Lessons In Adulthood: Learning Your Limits In Love (And Alcohol)

My cabernet days back in 2011. Had to switch to white. Red brings out too many emotions.

My cabernet days back in 2011. Had to switch to white. Red brings out too many emotions.

30 Day Writing Challenge Day 2: “A time when you were too drunk, but now you remember…”

I woke up this morning with all of the fans in my apartment on, yet it was still hot as hell. I didn’t know why I was in Dante’s Inferno until I checked the thermostat and realized the heat was on, not the AC. Apparently in my post-writing Chardonnay stupor the night prior, I had plucked the switch up instead of down.

Writers drink. For me, a glass of wine next to me while I scribe is usually just as useful as my laptop or some Pandora station as the soundtrack to my posts. They are all a part of my arsenal, equipping me to write 500-700 words day after day. Sure, a glass of wine isn’t completely necessary–I don’t want anyone deeming me a functioning alcoholic here–but it is quite nice, indeed.

That being said, today’s topic was a bit difficult for me because there hasn’t ever been a time that I was too drunk that I could only recall that moment later. (If you’d like to throw the label “Goody Two Shoes” or “Control Freak” my way, now would be the apropos time.) That isn’t to say I’ve never been drunk. I’m human. I have red blood running through my veins. Duh. But, I haven’t ever blacked out.

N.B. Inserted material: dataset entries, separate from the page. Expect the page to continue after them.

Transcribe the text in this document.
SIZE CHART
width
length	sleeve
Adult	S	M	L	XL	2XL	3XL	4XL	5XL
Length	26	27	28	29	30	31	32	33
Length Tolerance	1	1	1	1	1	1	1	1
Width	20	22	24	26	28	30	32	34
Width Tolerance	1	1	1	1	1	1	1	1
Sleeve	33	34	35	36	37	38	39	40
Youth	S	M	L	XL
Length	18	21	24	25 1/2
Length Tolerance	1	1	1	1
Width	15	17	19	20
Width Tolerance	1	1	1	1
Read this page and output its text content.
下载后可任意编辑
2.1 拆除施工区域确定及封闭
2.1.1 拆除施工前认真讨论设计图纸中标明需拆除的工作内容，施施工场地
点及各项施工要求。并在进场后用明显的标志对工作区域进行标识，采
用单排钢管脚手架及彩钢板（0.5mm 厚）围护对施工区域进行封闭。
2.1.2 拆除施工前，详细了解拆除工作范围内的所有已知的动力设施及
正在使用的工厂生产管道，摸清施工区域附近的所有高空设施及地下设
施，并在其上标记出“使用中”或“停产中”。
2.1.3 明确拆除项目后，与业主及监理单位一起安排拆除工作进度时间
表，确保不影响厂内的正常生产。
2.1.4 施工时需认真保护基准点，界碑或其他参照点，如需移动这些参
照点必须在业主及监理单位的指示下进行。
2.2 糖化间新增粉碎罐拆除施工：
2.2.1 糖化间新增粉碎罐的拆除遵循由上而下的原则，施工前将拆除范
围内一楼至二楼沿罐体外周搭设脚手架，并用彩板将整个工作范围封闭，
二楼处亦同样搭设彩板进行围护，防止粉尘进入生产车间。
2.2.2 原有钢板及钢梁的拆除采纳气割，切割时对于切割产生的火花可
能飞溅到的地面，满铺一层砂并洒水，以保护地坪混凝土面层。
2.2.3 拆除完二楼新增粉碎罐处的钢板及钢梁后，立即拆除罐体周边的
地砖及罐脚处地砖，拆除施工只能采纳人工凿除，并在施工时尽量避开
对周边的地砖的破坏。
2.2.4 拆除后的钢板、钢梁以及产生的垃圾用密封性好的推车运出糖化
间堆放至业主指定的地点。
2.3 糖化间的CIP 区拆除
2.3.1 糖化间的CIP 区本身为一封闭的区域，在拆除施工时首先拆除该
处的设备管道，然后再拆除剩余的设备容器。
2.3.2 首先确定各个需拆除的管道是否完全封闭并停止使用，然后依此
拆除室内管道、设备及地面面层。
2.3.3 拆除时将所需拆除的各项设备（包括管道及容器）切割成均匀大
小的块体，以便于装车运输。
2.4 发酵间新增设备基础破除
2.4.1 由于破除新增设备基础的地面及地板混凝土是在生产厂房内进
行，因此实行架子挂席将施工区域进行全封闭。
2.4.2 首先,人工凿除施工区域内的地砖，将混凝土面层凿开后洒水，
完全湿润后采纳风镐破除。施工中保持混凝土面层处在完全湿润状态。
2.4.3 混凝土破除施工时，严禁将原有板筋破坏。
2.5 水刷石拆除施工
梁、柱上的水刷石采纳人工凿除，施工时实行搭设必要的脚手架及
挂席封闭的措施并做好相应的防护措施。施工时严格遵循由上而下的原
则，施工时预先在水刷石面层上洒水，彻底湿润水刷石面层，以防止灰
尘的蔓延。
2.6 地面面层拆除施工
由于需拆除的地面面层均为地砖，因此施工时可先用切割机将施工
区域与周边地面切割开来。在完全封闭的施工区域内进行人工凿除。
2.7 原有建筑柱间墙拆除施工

I learned my limits with liquor on my best friend’s 21st birthday. Yes, my best friend’s 21st, not even my own which occurred a month prior to hers. The shame and irony in this fact is not lost on me. That night I learned that I am the most feathery of lightweights and I have been cognizant of my limits ever since. Of course, I’ve still tested them, not as much with deliberate intent to wake up the next morning hating my life, but more so in moments of blind bliss, gladly accepting that second or third drink because YOLO.

I am not going to draw some convoluted analogy between limits in alcohol and love because that’s trite and probably exists in a rom-com monologue somewhere out there. But, knowing your limits, whether it be in relationships, alcohol, workload, or the host of other weights you carry is the mark of growing up. Knowing if your tolerance for bullshit is super high or super low (hopefully it’s the former), is a compass that will forever help guide you through human interaction.

The only catch is that just like the night of my best friend’s 21st birthday, we don’t usually know our limits until we’ve tested them beyond their capacity. We only know our rules after we’ve broken them and are still sporting the battle wounds to prove it. Knowing your limits means you probably have an archive of stories about messy break-ups and miserable hangovers. And, you need those stories. You want those stories. Because without them, you never reach the point where you become a self-respecting adult who knows when, where, why and how to draw the proverbial line in the sand.